Collection of high-quality data is an essential part of the IEA. You can approach initial decisions about what data to collect and how to collect it in a couple of different ways. You may begin by conducting a survey of available data prior to scoping thematic issues for the assessment. Availability of data then becomes a criterion for selecting data and developing indicators around priority issues. Alternatively, you may use a more targeted approach, where priority issues and indicators are identified first, followed by data collection. In this case, if data are not already available, you have four options: (1) exclude the indicator from your list; (2) define a proxy indicator (and indicator that measures your issue only indirectly) for which data is available; (3) include the indicator as a theoretical measurement tool, but point out that data is not available; or if you have time and resources collect primary data, keeping in mind that in this case time series data will not be available.
Once you have decided on the approach you will use for data collection, you will need to further develop a plan that includes elements of developing research methods, defining the type of data needed, and prioritizing which data must be collected. You will also need to specify data sources, and have a clear sense of the quality of the data. The steps involved in obtaining data and building a database go hand in hand with developing an assessment report (Figure 6).
|Figure 6: Links between database
and report development in OECD
countries (as quoted in UNEP/DEIA
Quality of data and precision of measurement are important considerations during data collection. “Perfect” data are not always necessary or possible, but data quality must be sufficient to satisfy the IEA’s objectives. Imperfect approximations (proxies) might be used in case no direct data can be obtained. Well-known examples of this are the use of CO2 emissions to show long-term climate change risk, or of protected areas to indicate biodiversity. Although different opinions exist as to whether it is better to have poor data rather than no data at all, the general notion is that IEA is to be based on the best available, scientifically sound data from widely recognized sources.
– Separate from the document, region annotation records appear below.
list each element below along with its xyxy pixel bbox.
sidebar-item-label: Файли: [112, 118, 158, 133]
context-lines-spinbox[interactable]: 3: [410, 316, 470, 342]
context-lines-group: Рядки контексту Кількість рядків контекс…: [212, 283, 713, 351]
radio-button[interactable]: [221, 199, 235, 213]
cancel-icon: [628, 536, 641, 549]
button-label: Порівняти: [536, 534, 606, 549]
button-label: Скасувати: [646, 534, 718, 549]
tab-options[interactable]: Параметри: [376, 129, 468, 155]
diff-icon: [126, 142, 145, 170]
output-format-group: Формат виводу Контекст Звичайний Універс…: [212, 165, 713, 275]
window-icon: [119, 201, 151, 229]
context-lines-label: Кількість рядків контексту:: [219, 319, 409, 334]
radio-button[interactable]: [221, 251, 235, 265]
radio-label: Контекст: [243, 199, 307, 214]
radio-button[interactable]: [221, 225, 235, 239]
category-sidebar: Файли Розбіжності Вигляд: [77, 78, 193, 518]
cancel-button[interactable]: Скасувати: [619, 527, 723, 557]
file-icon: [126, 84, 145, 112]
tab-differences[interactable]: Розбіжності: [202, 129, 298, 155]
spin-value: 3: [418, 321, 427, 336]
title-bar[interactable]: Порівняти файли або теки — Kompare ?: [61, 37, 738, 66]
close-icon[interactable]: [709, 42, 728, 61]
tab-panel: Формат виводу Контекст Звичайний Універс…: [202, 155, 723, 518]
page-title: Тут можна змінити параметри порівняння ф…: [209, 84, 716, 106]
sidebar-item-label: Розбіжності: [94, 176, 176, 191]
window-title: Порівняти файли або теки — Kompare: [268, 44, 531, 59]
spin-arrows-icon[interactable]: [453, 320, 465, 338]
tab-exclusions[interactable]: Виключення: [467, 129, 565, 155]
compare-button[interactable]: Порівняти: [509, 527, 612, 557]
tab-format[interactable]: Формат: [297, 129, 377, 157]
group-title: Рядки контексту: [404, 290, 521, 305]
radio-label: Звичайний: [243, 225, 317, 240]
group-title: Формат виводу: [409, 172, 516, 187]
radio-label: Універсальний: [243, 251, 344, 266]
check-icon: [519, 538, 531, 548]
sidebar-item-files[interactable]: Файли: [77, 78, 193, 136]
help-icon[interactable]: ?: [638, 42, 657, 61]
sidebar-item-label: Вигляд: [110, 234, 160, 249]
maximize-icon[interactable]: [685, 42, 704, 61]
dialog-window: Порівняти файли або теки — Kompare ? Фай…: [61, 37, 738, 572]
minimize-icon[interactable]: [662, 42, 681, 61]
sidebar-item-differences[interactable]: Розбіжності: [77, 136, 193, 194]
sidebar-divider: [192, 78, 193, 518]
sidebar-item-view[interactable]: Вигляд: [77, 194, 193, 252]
Once the basic data are selected and collected, usually you will need to compile and store them in a dedicated database, which might be also made available on the Internet. A database is an organized collection of data that is used to bring together all information about the state and trends in the environment, and may also include information about environmental policy, references to other data sources and to current research. It is important to ensure the database has continuity, and is kept up to date by linking it to monitoring systems, so that data generated through monitoring are fed into the database. The environmental database can also be used to regularly publish printed documents, such as environmental data compendia and indicator reports, to inform policy-makers and the public, and to provide a snapshot overview of the state of the environment. In many countries, building such a database is, or can be, a collaborative effort of various agencies, such as a central bureau of statistics, environmental and related ministries (e.g., agriculture, water), as well as research organizations and non-governmental organizations.
It may be useful to have the database already agreed and available by the time data collection is starting so that data sets can be added one by one as they are identified. You may also find that the database needs adjusting after you loaded the first data sets, particularly if you want to build in a wider range of functions, like multiple search, display and analytic functions available through the internet.
A database typically includes metadata, which are the background information about a data set itself. They include facts, such as the source of the data, the scale at which they were collected, the year they were collected, the projection if there is one, and any other information that you need to know before you can interpret the meaning of the data and use them in your analysis or report. An example of metadata can be found in the GEO Portal, as demonstrated in Exercise 1. Metadata for indicators is further discussed in Section 4.1 on Methodology Sheets for indicators. Spatial data have additional metadata requirements that are also described in the GEO Data Portal.
Box 5: System for integrated environmental and economic accounting
The System of Integrated Environmental and Economic Accounting (SEEA) is an integrated framework for economic and environmental data. It was developed by the United Nations as a satellite database to the System of National Accounts (SNA) for the purpose of enabling environmental data to be incorporated into economic decision making. It brings together economic and environmental information in a common framework to measure the contribution of the environment to the economy and the impact of the economy on the environment. It provides policy-makers with indicators and descriptive statistics to monitor these interactions, as well as a database for strategic planning and policy analysis to identify more sustainable paths of development. The data contained within the database can also be used to derive national-level indicators (UN Statistics Division 2003 and Hardi, P. 2000). The SEEA system consists of four main categories of accounts:
- Flow accounts for pollution, energy and materials, providing information at the industry level about the use of energy and materials as inputs to production, and the generation of pollutants and solid waste.
- Environmental protection and resource management expenditure accounts, identifying expenditures incurred by industry, government and households to protect the environment or to manage natural resources. They take those elements of the existing SNA that are relevant to the good management of the environment and show how the environment-related transactions can be made more explicit.
- Natural resource asset accounts, recording stocks and changes in stocks of natural resources such as land, fish, forest, water and minerals.
- Valuation of non-market flows and environmentally-adjusted aggregates, presenting non-market valuation techniques and their applicability in answering specific policy questions. It discusses the calculation of several macroeconomic aggregates, adjusted for depletion and degradation costs, and their advantages and disadvantages. It also considers adjustments concerning the so-called defensive expenditures.